A Urogynecologist On Why You Shouldn’t Squat Over Toilets
First, let’s review the pelvic floor and why it’s important (no matter your age or gender). The term refers to “all the muscles and nerves and organs that make up our lower abdomen,” Greenleaf explains, and it influences your continence (aka bladder control), sex drive, and more.
That’s why it’s important to strengthen the pelvic floor (see here for exercises), but you also don’t want to put too much pressure on this area. “When you squat, you are activating the muscles in your pelvic floor, because you’re trying not to fall over,” says Greenleaf, which can cause muscle spasms and unnecessary pressure. Over time, this can lead to difficulty with having sex, pain with sitting, and more, says Greenleaf. It’s especially important if you have a spasmodic pelvic floor (where the pelvic floor muscles contract involuntarily), as that will inhibit those muscles from relaxing even more.

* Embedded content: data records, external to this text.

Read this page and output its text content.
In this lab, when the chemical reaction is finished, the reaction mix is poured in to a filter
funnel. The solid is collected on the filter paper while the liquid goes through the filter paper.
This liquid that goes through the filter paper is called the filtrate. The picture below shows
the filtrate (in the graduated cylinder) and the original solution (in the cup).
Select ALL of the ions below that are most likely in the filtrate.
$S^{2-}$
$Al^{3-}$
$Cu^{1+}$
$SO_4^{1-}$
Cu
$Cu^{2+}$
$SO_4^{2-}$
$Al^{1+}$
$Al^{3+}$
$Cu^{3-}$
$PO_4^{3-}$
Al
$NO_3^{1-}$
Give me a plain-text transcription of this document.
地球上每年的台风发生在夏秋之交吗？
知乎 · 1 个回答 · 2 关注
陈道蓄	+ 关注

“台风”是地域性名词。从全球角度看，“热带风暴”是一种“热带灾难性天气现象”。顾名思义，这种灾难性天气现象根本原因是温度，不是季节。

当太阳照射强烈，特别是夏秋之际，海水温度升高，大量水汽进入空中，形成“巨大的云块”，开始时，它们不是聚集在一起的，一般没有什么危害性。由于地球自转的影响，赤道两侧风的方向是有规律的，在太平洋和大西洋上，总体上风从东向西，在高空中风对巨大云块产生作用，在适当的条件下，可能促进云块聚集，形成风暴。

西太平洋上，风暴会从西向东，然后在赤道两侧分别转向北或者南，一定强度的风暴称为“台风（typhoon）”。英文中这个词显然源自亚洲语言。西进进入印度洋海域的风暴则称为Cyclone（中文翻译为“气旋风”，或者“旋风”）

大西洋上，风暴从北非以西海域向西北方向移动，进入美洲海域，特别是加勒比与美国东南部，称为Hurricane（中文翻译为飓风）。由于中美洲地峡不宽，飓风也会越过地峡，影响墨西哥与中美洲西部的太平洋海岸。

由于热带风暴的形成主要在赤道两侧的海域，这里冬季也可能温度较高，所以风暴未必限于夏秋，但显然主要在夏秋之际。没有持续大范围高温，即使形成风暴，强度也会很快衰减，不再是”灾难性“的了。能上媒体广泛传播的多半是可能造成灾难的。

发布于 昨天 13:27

See, when those pelvic muscles aren’t relaxed, they don’t allow everything from the bladder or bowels to pass. “If someone is trying to squat and have a bowel movement, they’re just not going to empty all the way, because they’re activating those pelvic floor muscles, which are really just not going to let things pass,” Greenleaf explains.
So, what’s the solution? Well, Greenleaf explains that sitting on those seats may not be as gross as we think: “If you think about it, the part of your body that’s touching the public seats is just the back of your thighs.” she says. “So if you’re in public—say, you’re at a beach resort with a bathing suit or shorts on—and you’re sitting on a bar stool, just as much of your skin is touching that bar stool as it is a toilet seat.”
Of course, some toilet seats are visibly much grosser than bar stools, but if there are no glaring signs of grime, Greenleaf says you’re probably just fine. There’s also always good ol’ seat covers or toilet paper to create a barrier between your skin and the surface. According to Greenleaf, it’s worth taking the extra time, and your pelvic floor will thank you in the long-run.